Reaction networks (RN) comprise a set \(X\) of species and a set \(R\) of reactions \(Y\to Y'\), each converting a multiset of educts into a a multiset of products. RNs are equivalent to directed hypergraphs. However, not all RNs necessarily admit a chemical interpretation. Instead, they might contradict fundamental principles of physics such as the conservation of energy and mass or the reversibility of chemical reactions. Chemically plausible RNs allow neither a perpetuum mobile, i.e., a “futile cycle” of reactions with non-vanishing energy production, nor the creation or annihilation of mass. Such RNs are said to be thermodynamically sound and conservative. For finite RNs, both conditions can be expressed equivalently as properties of the stoichiometric matrix. These conditions are also sufficient for the existence of a realization in terms of sum formulas, obeying conservation of “atoms”. In particular, these realizations can be chosen such that any two species have distinct sum formulas, unless the RN implies that they are “obligatory isomers”, in which case they always have the same sum formula. In terms of structural formulas, every compound is a labeled multigraph, in essence a Lewis formula, and reactions comprise only a rearrangement of bonds such that the total bond order is preserved. In particular, for every conservative RN, there exists a Lewis realization, in which any two compounds are realized by pairwisely distinct multigraphs.
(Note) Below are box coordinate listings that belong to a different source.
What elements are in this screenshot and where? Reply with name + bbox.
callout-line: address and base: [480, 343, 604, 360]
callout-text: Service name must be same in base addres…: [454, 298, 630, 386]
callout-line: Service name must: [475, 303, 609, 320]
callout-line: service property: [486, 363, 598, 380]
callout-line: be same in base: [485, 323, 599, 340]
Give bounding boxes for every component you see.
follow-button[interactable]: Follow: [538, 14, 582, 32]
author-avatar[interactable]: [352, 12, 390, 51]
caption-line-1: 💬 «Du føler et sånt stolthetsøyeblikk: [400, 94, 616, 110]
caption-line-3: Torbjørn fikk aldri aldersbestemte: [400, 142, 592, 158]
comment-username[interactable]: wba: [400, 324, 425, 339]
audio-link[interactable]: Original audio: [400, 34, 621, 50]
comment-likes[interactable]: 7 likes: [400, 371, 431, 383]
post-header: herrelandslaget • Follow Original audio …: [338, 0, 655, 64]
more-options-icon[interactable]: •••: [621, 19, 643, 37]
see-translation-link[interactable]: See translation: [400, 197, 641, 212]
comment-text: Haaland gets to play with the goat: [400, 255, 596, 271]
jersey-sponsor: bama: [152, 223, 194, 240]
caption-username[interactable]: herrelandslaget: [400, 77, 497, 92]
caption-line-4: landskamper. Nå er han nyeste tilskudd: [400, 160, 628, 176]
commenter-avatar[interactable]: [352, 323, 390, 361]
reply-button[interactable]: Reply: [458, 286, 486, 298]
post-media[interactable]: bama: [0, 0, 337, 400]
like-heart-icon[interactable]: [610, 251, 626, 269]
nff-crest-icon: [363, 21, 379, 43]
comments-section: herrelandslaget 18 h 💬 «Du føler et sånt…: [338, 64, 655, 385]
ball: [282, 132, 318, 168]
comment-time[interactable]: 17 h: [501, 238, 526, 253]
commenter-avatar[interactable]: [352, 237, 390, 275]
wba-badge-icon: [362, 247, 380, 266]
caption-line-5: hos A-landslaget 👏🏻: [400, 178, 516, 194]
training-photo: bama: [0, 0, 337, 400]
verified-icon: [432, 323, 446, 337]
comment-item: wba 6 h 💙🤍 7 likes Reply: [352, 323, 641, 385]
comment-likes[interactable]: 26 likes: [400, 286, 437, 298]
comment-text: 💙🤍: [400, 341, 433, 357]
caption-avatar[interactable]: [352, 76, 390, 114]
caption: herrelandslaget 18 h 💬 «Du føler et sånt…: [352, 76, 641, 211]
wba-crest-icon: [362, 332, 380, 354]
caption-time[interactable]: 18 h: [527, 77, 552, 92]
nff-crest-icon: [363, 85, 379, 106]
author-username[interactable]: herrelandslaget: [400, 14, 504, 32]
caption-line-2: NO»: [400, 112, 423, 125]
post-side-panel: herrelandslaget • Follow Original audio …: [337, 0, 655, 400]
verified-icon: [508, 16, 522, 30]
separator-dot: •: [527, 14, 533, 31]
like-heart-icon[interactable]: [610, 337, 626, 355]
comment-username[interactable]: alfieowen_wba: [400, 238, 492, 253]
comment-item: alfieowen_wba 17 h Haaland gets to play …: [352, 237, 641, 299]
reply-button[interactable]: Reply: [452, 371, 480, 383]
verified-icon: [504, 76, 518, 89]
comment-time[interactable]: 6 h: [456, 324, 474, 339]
Autocatalysis is a deceptively simple concept, referring to the situation that a chemical species \(X\) catalyzes its own formation. Given a RN it is not at all straightforward to identify species that are autocatalytic in the sense that there is a sub-network that takes \(X\) as input and produces more than one copy of \(X\) as output. The difficulty arises from the need to distinguish autocatalysis e.g. from the superposition of a cycle that consumes and produces equal amounts of \(X\) and a pathway that produces \(X\). A number of competing notions, such as exclusive autocatalysis and autocatalytic cycles, have been introduced and studied to some extent. However, many questions remain open for future research.